Dorfman, a 35-year resident of North Potomac, first must be approved for the position by the County Council. That hearing is set for Jan. 24.
The Department of Liquor Control, which generates $21 million annually for the County, is responsible for licensing and wholesale and retail sales of alcohol and has tight control over what the county-owned and – operated liquor stores can sell.
If approved, Dorfman will replace acting Director Fariba Kassiri, who stepped in after George Griffin resigned in January following 21 years of service.
Consumers and some state legislators have criticized the department and have attempted to put the County out of the liquor business. But County officials don’t want to end their control and, more specifically, want to retain the income it brings to the County coffers.
Dorfman said he is going in with an open mind.
“I wasn’t given any specific direction,” he said. He has “no preconceived notions” as to the best way to successfully run the department.
“I just want to do a great job, and I think I have the ability to do so,” he said.
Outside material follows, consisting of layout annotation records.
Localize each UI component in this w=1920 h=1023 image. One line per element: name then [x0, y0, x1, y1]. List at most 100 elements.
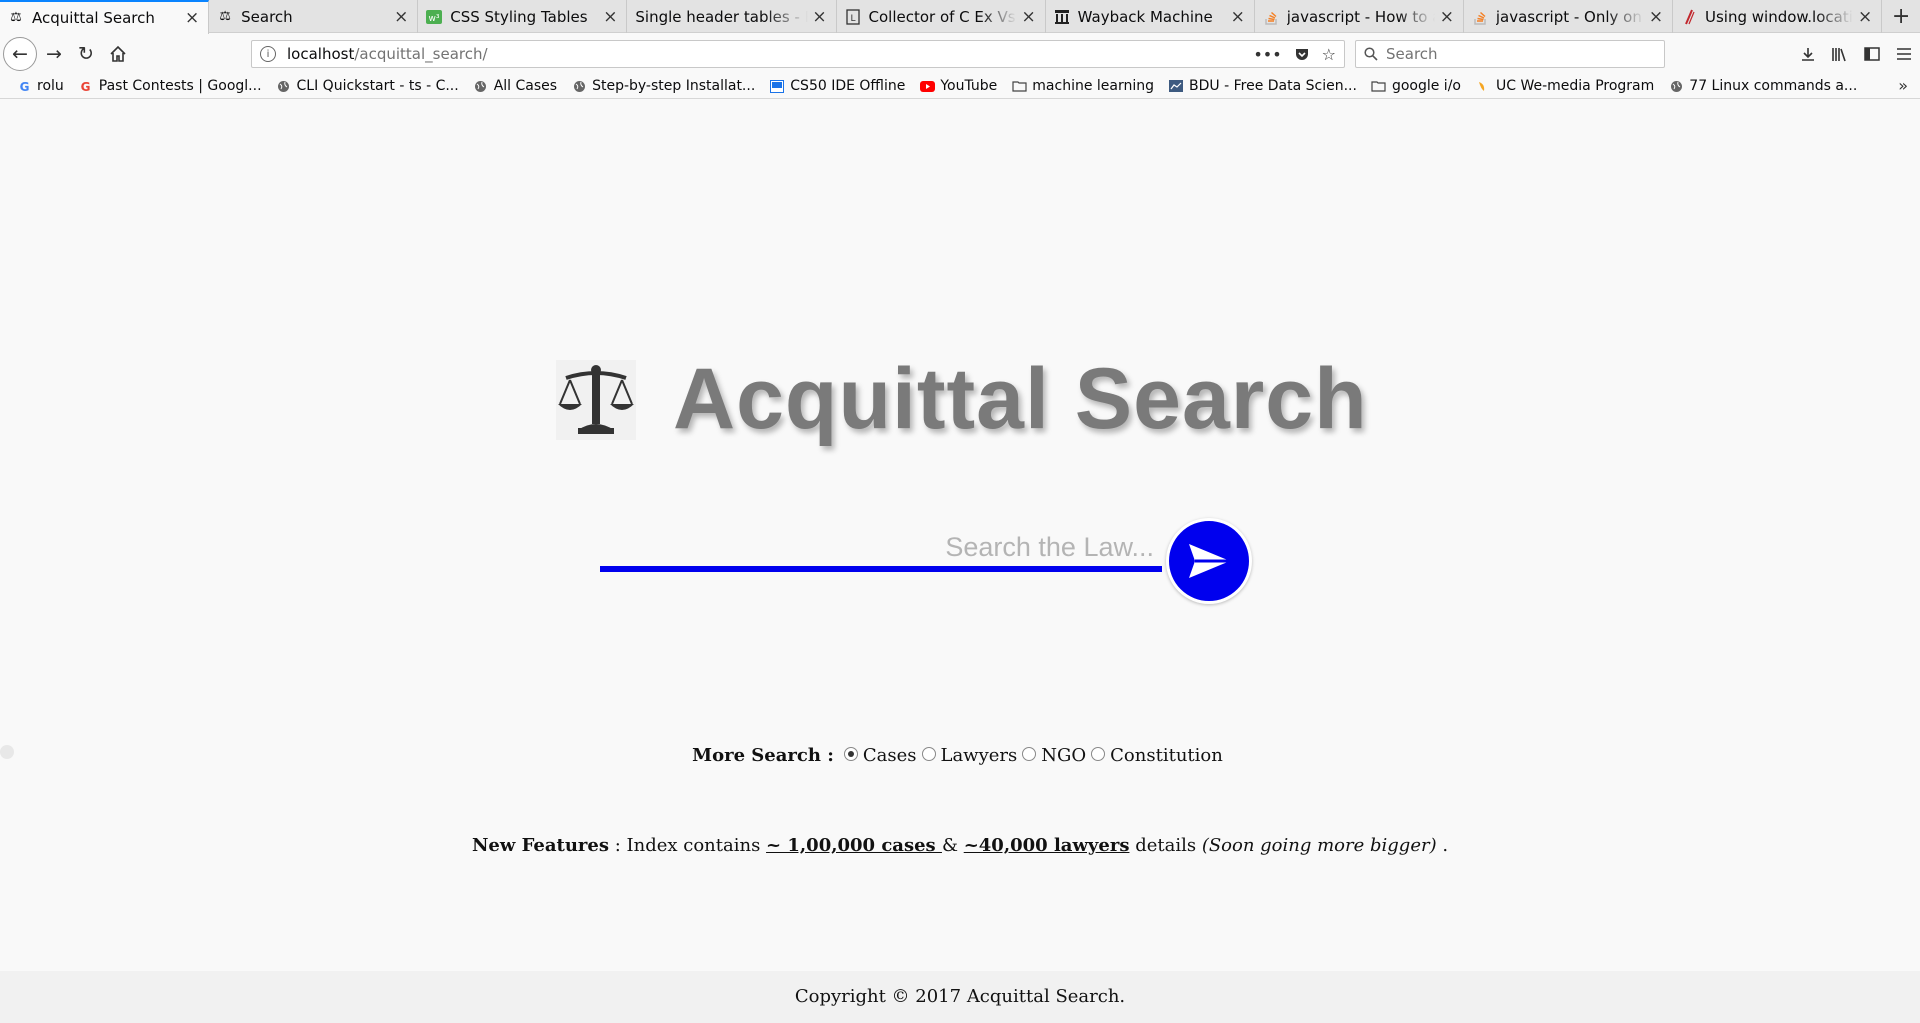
search-submit-button[interactable]	[1166, 518, 1252, 604]
tab-title: javascript - How to ad	[1286, 7, 1435, 26]
info-icon[interactable]: i	[260, 46, 276, 62]
tab-collector[interactable]: L Collector of C Ex Vs Su ×	[837, 0, 1046, 33]
svg-text:G: G	[81, 80, 91, 93]
reload-button[interactable]: ↻	[71, 39, 101, 69]
tab-using-window-location[interactable]: Using window.locatio ×	[1673, 0, 1883, 33]
globe-icon	[571, 78, 587, 94]
radio-label: Constitution	[1110, 745, 1223, 766]
radio-cases[interactable]: Cases	[843, 745, 917, 766]
bookmark-item[interactable]: CLI Quickstart - ts - C...	[276, 78, 459, 94]
bookmark-folder[interactable]: machine learning	[1011, 78, 1154, 94]
tab-javascript-only-on[interactable]: javascript - Only on Fi ×	[1464, 0, 1673, 33]
scales-icon: ⚖	[219, 8, 231, 24]
radio-button[interactable]	[843, 746, 858, 761]
menu-icon[interactable]	[1888, 39, 1920, 69]
pocket-icon[interactable]	[1294, 46, 1310, 62]
bdu-icon	[1168, 78, 1184, 94]
tab-title: javascript - Only on Fi	[1495, 7, 1644, 26]
page-actions-icon[interactable]: •••	[1253, 45, 1281, 64]
law-search-form	[600, 518, 1255, 608]
arrow-right-icon: →	[46, 43, 62, 65]
tab-single-header-tables[interactable]: Single header tables - Fo ×	[627, 0, 837, 33]
bookmark-item[interactable]: Step-by-step Installat...	[571, 78, 755, 94]
search-placeholder: Search	[1386, 45, 1438, 63]
bookmark-star-icon[interactable]: ☆	[1322, 45, 1336, 64]
close-icon[interactable]: ×	[393, 7, 409, 27]
archive-icon	[1054, 9, 1070, 25]
radio-button[interactable]	[1022, 746, 1037, 761]
more-search-options: More Search : Cases Lawyers NGO Constitu…	[0, 745, 1920, 766]
chevron-double-right-icon[interactable]: »	[1898, 76, 1908, 95]
close-icon[interactable]: ×	[1439, 7, 1455, 27]
radio-ngo[interactable]: NGO	[1022, 745, 1086, 766]
radio-lawyers[interactable]: Lawyers	[921, 745, 1018, 766]
tab-title: Search	[241, 7, 293, 26]
radio-button[interactable]	[921, 746, 936, 761]
radio-button[interactable]	[1091, 746, 1106, 761]
law-search-input[interactable]	[600, 528, 1162, 572]
close-icon[interactable]: ×	[1857, 7, 1873, 27]
radio-constitution[interactable]: Constitution	[1091, 745, 1223, 766]
cases-count-link[interactable]: ~ 1,00,000 cases	[766, 835, 942, 856]
google-icon: G	[78, 78, 94, 94]
features-text: : Index contains	[609, 835, 767, 856]
tab-search[interactable]: ⚖ Search ×	[209, 0, 419, 33]
home-button[interactable]	[103, 39, 133, 69]
features-end: .	[1436, 835, 1449, 856]
radio-label: Lawyers	[940, 745, 1018, 766]
tab-strip: ⚖ Acquittal Search × ⚖ Search × w³ CSS S…	[0, 0, 1920, 34]
new-tab-button[interactable]: +	[1882, 0, 1920, 33]
uc-icon	[1475, 78, 1491, 94]
tab-css-styling-tables[interactable]: w³ CSS Styling Tables ×	[418, 0, 628, 33]
close-icon[interactable]: ×	[1021, 7, 1037, 27]
features-details: details	[1129, 835, 1202, 856]
tab-title: Acquittal Search	[32, 9, 155, 27]
tab-title: CSS Styling Tables	[450, 7, 588, 26]
url-path: /acquittal_search/	[354, 45, 488, 63]
close-icon[interactable]: ×	[184, 8, 200, 28]
brand-header: Acquittal Search	[555, 350, 1368, 449]
w3schools-icon: w³	[426, 9, 443, 25]
address-bar[interactable]: i localhost/acquittal_search/ ••• ☆	[251, 40, 1345, 68]
forward-button[interactable]: →	[39, 39, 69, 69]
toolbar-icons	[1792, 39, 1920, 69]
bookmark-item[interactable]: UC We-media Program	[1475, 78, 1654, 94]
bookmark-item[interactable]: CS50 IDE Offline	[769, 78, 905, 94]
library-icon[interactable]	[1824, 39, 1856, 69]
bookmark-folder[interactable]: google i/o	[1371, 78, 1461, 94]
folder-icon	[1371, 78, 1387, 94]
bookmark-item[interactable]: YouTube	[919, 78, 997, 94]
tab-javascript-how-to[interactable]: javascript - How to ad ×	[1255, 0, 1464, 33]
bookmark-item[interactable]: Grolu	[16, 78, 64, 94]
tab-title: Wayback Machine	[1077, 7, 1213, 26]
bookmark-item[interactable]: 77 Linux commands a...	[1668, 78, 1857, 94]
close-icon[interactable]: ×	[1648, 7, 1664, 27]
close-icon[interactable]: ×	[1230, 7, 1246, 27]
more-search-label: More Search :	[692, 745, 834, 766]
svg-text:G: G	[19, 80, 29, 93]
close-icon[interactable]: ×	[602, 7, 618, 27]
tab-wayback-machine[interactable]: Wayback Machine ×	[1046, 0, 1255, 33]
sidebar-icon[interactable]	[1856, 39, 1888, 69]
page-content: Acquittal Search More Search : Cases Law…	[0, 100, 1920, 1023]
send-arrow-icon	[1189, 544, 1230, 578]
bookmark-label: YouTube	[940, 78, 998, 94]
lawyers-count-link[interactable]: ~40,000 lawyers	[964, 835, 1130, 856]
page-footer: Copyright © 2017 Acquittal Search.	[0, 971, 1920, 1023]
features-label: New Features	[471, 835, 609, 856]
svg-text:w³: w³	[429, 14, 440, 24]
back-button[interactable]: ←	[3, 37, 37, 71]
stackoverflow-icon	[1263, 9, 1279, 25]
features-note: (Soon going more bigger)	[1201, 835, 1437, 856]
url-host: localhost	[287, 45, 355, 63]
bookmark-item[interactable]: BDU - Free Data Scien...	[1168, 78, 1357, 94]
tab-acquittal-search[interactable]: ⚖ Acquittal Search ×	[0, 0, 210, 34]
close-icon[interactable]: ×	[812, 7, 828, 27]
downloads-icon[interactable]	[1792, 39, 1824, 69]
document-icon: L	[845, 8, 861, 25]
browser-search-input[interactable]: Search	[1355, 40, 1665, 68]
bookmark-item[interactable]: All Cases	[473, 78, 557, 94]
bookmark-label: CLI Quickstart - ts - C...	[296, 78, 459, 94]
youtube-icon	[919, 78, 935, 94]
bookmark-item[interactable]: G Past Contests | Googl...	[78, 78, 262, 94]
Dorfman, 66, has 35 Five Guys franchises, none of which are in Maryland. He has held several executive positions within Marriott International, including president of Host International, which has an annual income of $1.5 billion and 25,000 employees, according to County spokesperson Patrick Lacefield.
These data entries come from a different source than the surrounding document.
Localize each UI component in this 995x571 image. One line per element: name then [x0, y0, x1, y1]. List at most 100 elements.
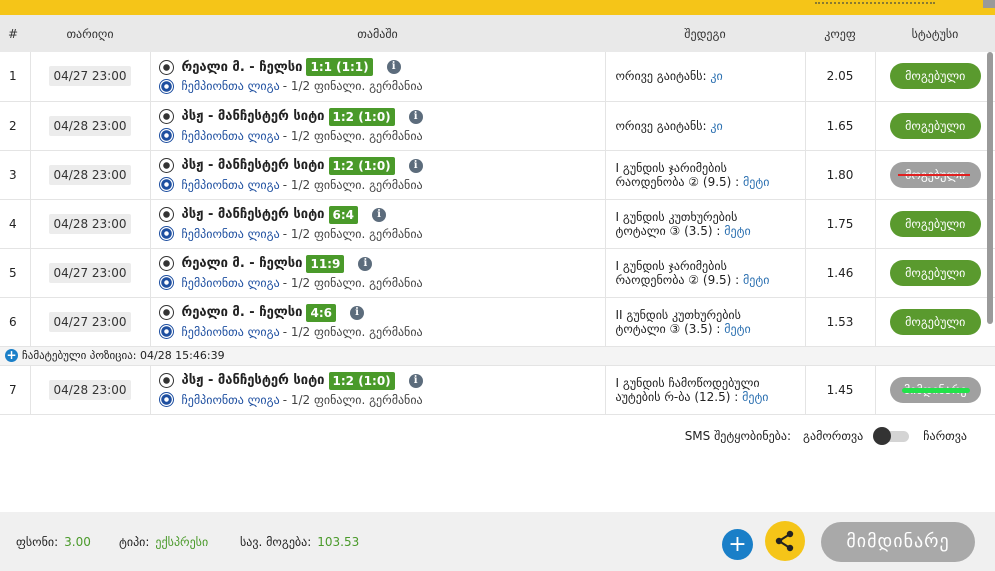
row-game-cell: რეალი მ. - ჩელსი 11:9 i ჩემპიონთა ლიგა - 1/… [150, 248, 606, 298]
table-header: # თარიღი თამაში შედეგი კოეფ სტატუსი [0, 15, 995, 52]
row-date-cell: 04/27 23:00 [30, 52, 151, 102]
result-value: კი [710, 118, 723, 133]
share-button[interactable] [765, 521, 805, 561]
row-num: 2 [0, 101, 31, 151]
info-icon[interactable]: i [408, 373, 423, 388]
result-line2: რაოდენობა ② (9.5) : [615, 174, 743, 189]
result-line1: II გუნდის კუთხურების [615, 307, 741, 322]
info-icon[interactable]: i [372, 207, 387, 222]
table-row: 4 04/28 23:00 პსჟ - მანჩესტერ სიტი 6:4 i ჩემპ… [0, 199, 995, 249]
stake-stat: ფსონი: 3.00 [16, 535, 91, 549]
score-badge: 11:9 [306, 254, 345, 273]
match-stage: - 1/2 ფინალი. გერმანია [282, 392, 423, 407]
type-stat: ტიპი: ექსპრესი [119, 535, 208, 549]
sms-off-label: გამორთვა [803, 429, 864, 443]
win-label: სავ. მოგება: [240, 535, 312, 549]
header-result: შედეგი [605, 15, 805, 52]
row-odd: 1.75 [805, 199, 876, 249]
header-status: სტატუსი [875, 15, 995, 52]
result-line1: I გუნდის ჩამოწოდებული [615, 375, 760, 390]
win-value: 103.53 [317, 535, 360, 549]
row-status-cell: მოგებული [875, 101, 995, 151]
match-teams[interactable]: რეალი მ. - ჩელსი [182, 60, 303, 75]
football-icon [158, 109, 174, 124]
status-label: მოგებული [905, 69, 966, 84]
match-teams[interactable]: პსჟ - მანჩესტერ სიტი [182, 109, 325, 124]
row-date-cell: 04/28 23:00 [30, 199, 151, 249]
match-teams[interactable]: პსჟ - მანჩესტერ სიტი [182, 207, 325, 222]
match-teams[interactable]: პსჟ - მანჩესტერ სიტი [182, 373, 325, 388]
score-badge: 6:4 [328, 205, 359, 224]
result-line1: I გუნდის ჯარიმების [615, 160, 727, 175]
result-value: მეტი [724, 321, 751, 336]
league-link[interactable]: ჩემპიონთა ლიგა [182, 79, 280, 93]
result-value: კი [710, 69, 723, 84]
row-date: 04/28 23:00 [48, 379, 132, 400]
row-date-cell: 04/27 23:00 [30, 297, 151, 347]
league-icon [158, 275, 174, 290]
row-result-cell: I გუნდის ჯარიმების რაოდენობა ② (9.5) : მე… [605, 150, 806, 200]
league-link[interactable]: ჩემპიონთა ლიგა [182, 393, 280, 407]
current-button[interactable]: მიმდინარე [821, 522, 975, 562]
league-icon [158, 226, 174, 241]
sms-toggle[interactable] [873, 427, 913, 445]
stake-label: ფსონი: [16, 535, 59, 549]
league-link[interactable]: ჩემპიონთა ლიგა [182, 227, 280, 241]
row-game-cell: პსჟ - მანჩესტერ სიტი 6:4 i ჩემპიონთა ლიგა -… [150, 199, 606, 249]
info-icon[interactable]: i [408, 158, 423, 173]
status-badge[interactable]: მოგებული [889, 112, 981, 139]
info-icon[interactable]: i [349, 305, 364, 320]
score-badge: 4:6 [306, 303, 336, 322]
row-odd: 2.05 [805, 52, 876, 102]
row-date: 04/28 23:00 [48, 213, 132, 234]
added-position-cell: + ჩამატებული პოზიცია: 04/28 15:46:39 [0, 346, 995, 366]
league-link[interactable]: ჩემპიონთა ლიგა [182, 178, 280, 192]
top-bar [0, 0, 995, 15]
league-link[interactable]: ჩემპიონთა ლიგა [182, 276, 280, 290]
row-game-cell: პსჟ - მანჩესტერ სიტი 1:2 (1:0) i ჩემპიონთა … [150, 101, 606, 151]
status-badge[interactable]: მიმდინარე [889, 376, 981, 403]
result-line1: ორივე გაიტანს: [615, 118, 711, 133]
row-num: 1 [0, 52, 31, 102]
league-link[interactable]: ჩემპიონთა ლიგა [182, 129, 280, 143]
match-teams[interactable]: პსჟ - მანჩესტერ სიტი [182, 158, 325, 173]
row-date: 04/28 23:00 [48, 164, 132, 185]
status-label: მოგებული [905, 118, 966, 133]
row-status-cell: მოგებული [875, 150, 995, 200]
status-badge[interactable]: მოგებული [889, 259, 981, 286]
row-result-cell: ორივე გაიტანს: კი [605, 101, 806, 151]
status-badge[interactable]: მოგებული [889, 210, 981, 237]
match-teams[interactable]: რეალი მ. - ჩელსი [182, 256, 303, 271]
info-icon[interactable]: i [386, 60, 401, 75]
status-badge[interactable]: მოგებული [889, 161, 981, 188]
football-icon [158, 158, 174, 173]
row-date: 04/27 23:00 [48, 262, 132, 283]
result-value: მეტი [743, 272, 770, 287]
info-icon[interactable]: i [408, 109, 423, 124]
row-game-cell: რეალი მ. - ჩელსი 4:6 i ჩემპიონთა ლიგა - 1/2… [150, 297, 606, 347]
row-result-cell: I გუნდის კუთხურების ტოტალი ③ (3.5) : მეტი [605, 199, 806, 249]
status-badge[interactable]: მოგებული [889, 308, 981, 335]
table-row: 6 04/27 23:00 რეალი მ. - ჩელსი 4:6 i ჩემპიონთ… [0, 297, 995, 347]
league-link[interactable]: ჩემპიონთა ლიგა [182, 325, 280, 339]
expand-plus-icon[interactable]: + [5, 349, 18, 363]
row-game-cell: პსჟ - მანჩესტერ სიტი 1:2 (1:0) i ჩემპიონთა … [150, 150, 606, 200]
table-row: 7 04/28 23:00 პსჟ - მანჩესტერ სიტი 1:2 (1:0… [0, 365, 995, 415]
added-position-notice: + ჩამატებული პოზიცია: 04/28 15:46:39 [0, 346, 995, 366]
match-stage: - 1/2 ფინალი. გერმანია [282, 275, 423, 290]
score-badge: 1:2 (1:0) [328, 156, 395, 175]
match-teams[interactable]: რეალი მ. - ჩელსი [182, 305, 303, 320]
info-icon[interactable]: i [358, 256, 373, 271]
row-status-cell: მოგებული [875, 52, 995, 102]
result-line1: I გუნდის კუთხურების [615, 209, 738, 224]
header-game: თამაში [150, 15, 605, 52]
result-line2: აუტების რ-ბა (12.5) : [615, 389, 743, 404]
row-date: 04/28 23:00 [48, 115, 132, 136]
row-result-cell: I გუნდის ჩამოწოდებული აუტების რ-ბა (12.5)… [605, 365, 806, 415]
add-button[interactable]: + [722, 529, 753, 560]
scrollbar-thumb[interactable] [987, 52, 993, 324]
score-badge: 1:2 (1:0) [328, 107, 395, 126]
result-line2: ტოტალი ③ (3.5) : [615, 223, 725, 238]
score-badge: 1:1 (1:1) [306, 58, 373, 77]
status-badge[interactable]: მოგებული [889, 63, 981, 90]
He also was managing partner of two World Beer franchises in Virginia.
“Bob Dorfman has been a success wherever he worked,” Leggett said in a statement. “He is just the leader we need to bring private sector experience to the Department of Liquor Control.”
Added Leggett, “This is a leader who thrives on challenges – and that is just what we need.”
Dorfman noted that the County of late has looked into “a lot of options or alternatives” for the Liquor Control Board and that he would be analyzing the department to see how best to move forward. His emphasis will be on improving customer service and infrastructure, he said.
“I’ve always been put in turnaround situations,” he said.
“I think it’s a great place to live. I think its school system is great,” he said of the county. His son is a Wootton High School graduate.
Dorfman has never held a government position, but he has been an activist for the businesses he has run and has testified on Capitol Hill, he said.
The Liquor Control Board has an annual budget of $63 million. It has 300 full-time and 160 part-time employees. It generates about $280 million in net sales, which it uses to cover its expenses and pay off $11 million in outstanding bonds, and it gives the remaining roughly $21 million to the County’s General Fund, Lacefield said.
In the coming year, the board is projected to transfer $20.7 million to the general fund.